Always looking for photography with the quality of a verb rather than a noun (in the inspirational words of Gus Powell), we recently encountered another great series of work. Greek photographer Marinos Tsagkarakis started his series ‘Paradise Inn’ in 2012, aiming to portray the (horrible) consequences of the massive and uncontrolled tourist development which has taken place in the last few decades throughout the Mediterranean, including his home Greece. The ruthless industry drastically intrudes the land, transforming whole coastal areas into generic paradises, designed to recreate the average man on holiday. Literarily just during that period of time, as the rest of the year these areas stay abandoned, losing its thin layer of camouflage in the form of happy holidayers and showing its true colors of intense ugliness. The images of Tsagkarakis show the cheap fundament on which the tourist industry is built, forming a sad but beautiful testament of how some people have lost the true meaning of the word ‘paradise’.

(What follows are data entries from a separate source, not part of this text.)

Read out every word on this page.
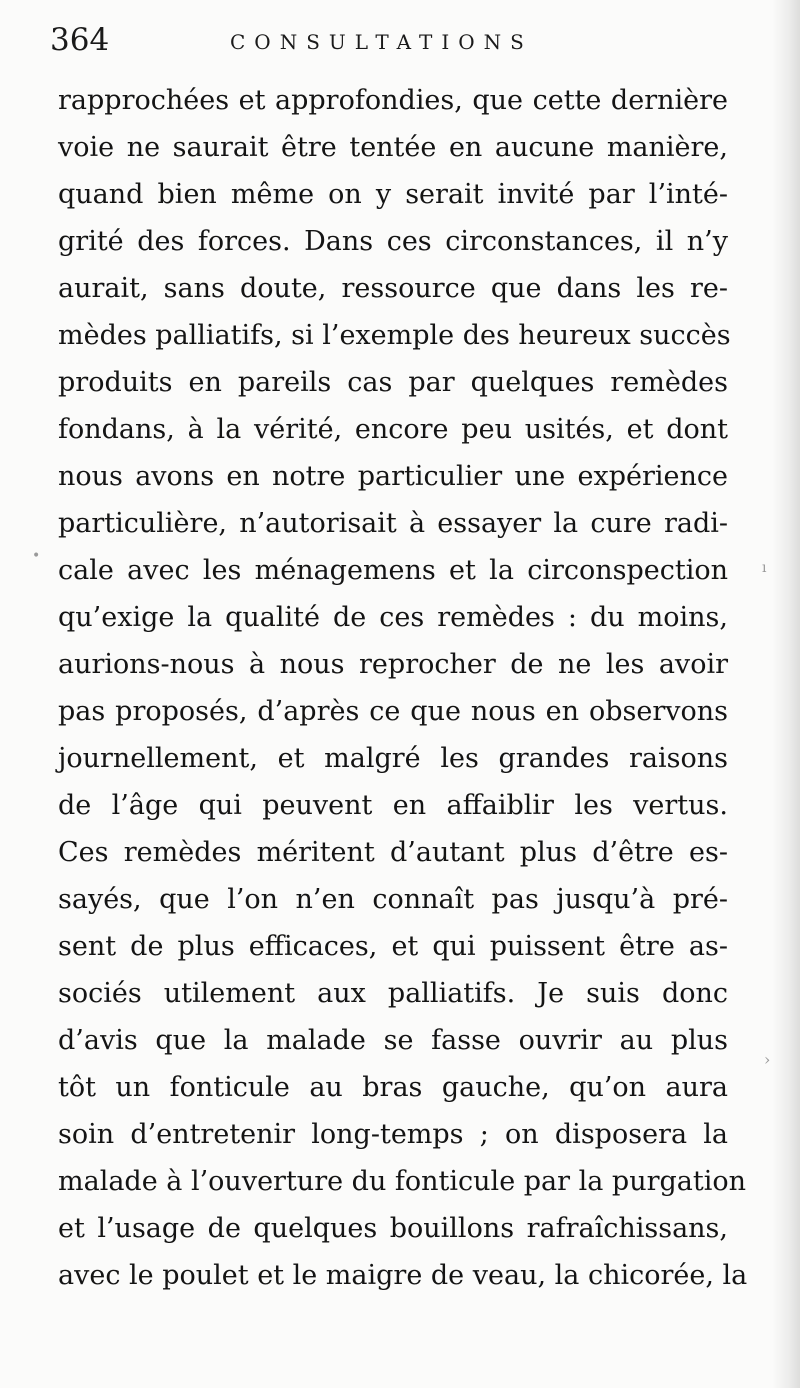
364	CONSULTATIONS
rapprochées et approfondies, que cette dernière
voie ne saurait être tentée en aucune manière,
quand bien même on y serait invité par l’inté-
grité des forces. Dans ces circonstances, il n’y
aurait, sans doute, ressource que dans les re-
mèdes palliatifs, si l’exemple des heureux succès
produits en pareils cas par quelques remèdes
fondans, à la vérité, encore peu usités, et dont
nous avons en notre particulier une expérience
particulière, n’autorisait à essayer la cure radi-
cale avec les ménagemens et la circonspection
qu’exige la qualité de ces remèdes : du moins,
aurions-nous à nous reprocher de ne les avoir
pas proposés, d’après ce que nous en observons
journellement, et malgré les grandes raisons
de l’âge qui peuvent en affaiblir les vertus.
Ces remèdes méritent d’autant plus d’être es-
sayés, que l’on n’en connaît pas jusqu’à pré-
sent de plus efficaces, et qui puissent être as-
sociés utilement aux palliatifs. Je suis donc
d’avis que la malade se fasse ouvrir au plus
tôt un fonticule au bras gauche, qu’on aura
soin d’entretenir long-temps ; on disposera la
malade à l’ouverture du fonticule par la purgation
et l’usage de quelques bouillons rafraîchissans,
avec le poulet et le maigre de veau, la chicorée, la
•
ı
›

As Μarcel Proust said, the only true paradise is the paradise we have lost.’Paradise Inn’ is a tribute to all the lost paradises, in which millions of ordinary people manage to impose their own selves, the desperate experience that anyone could eventually face: the impairment of our quality of life and aesthetics and the loss of use of the natural space.

Marinos Tsagkarakis was born and raised in the island of Crete, in Southern Greece. He studied contemporary photography at STEREOSIS Photography School, in Thessaloniki, Greece. After his studies the photographer became a member Depression Era collective that inhabits the urban and social landscapes of the economic crisis in his home country.

His work has been featured in numerous exhibitions and international festivals, including Mois De La Photo in Paris, European Month of Photography in Budapest, Thessaloniki Biennale of Contemporary Art, Athens Biennale, FOCUS Photography Festival in Mumbai and Fotoistanbul. Moreover, he has exhibited his photographs in important art spaces such as Benaki Museum in Athens, Maison Européenne de la Photographie in Paris, Museo de Bogotá and several galleries in Canada, USA and Europe.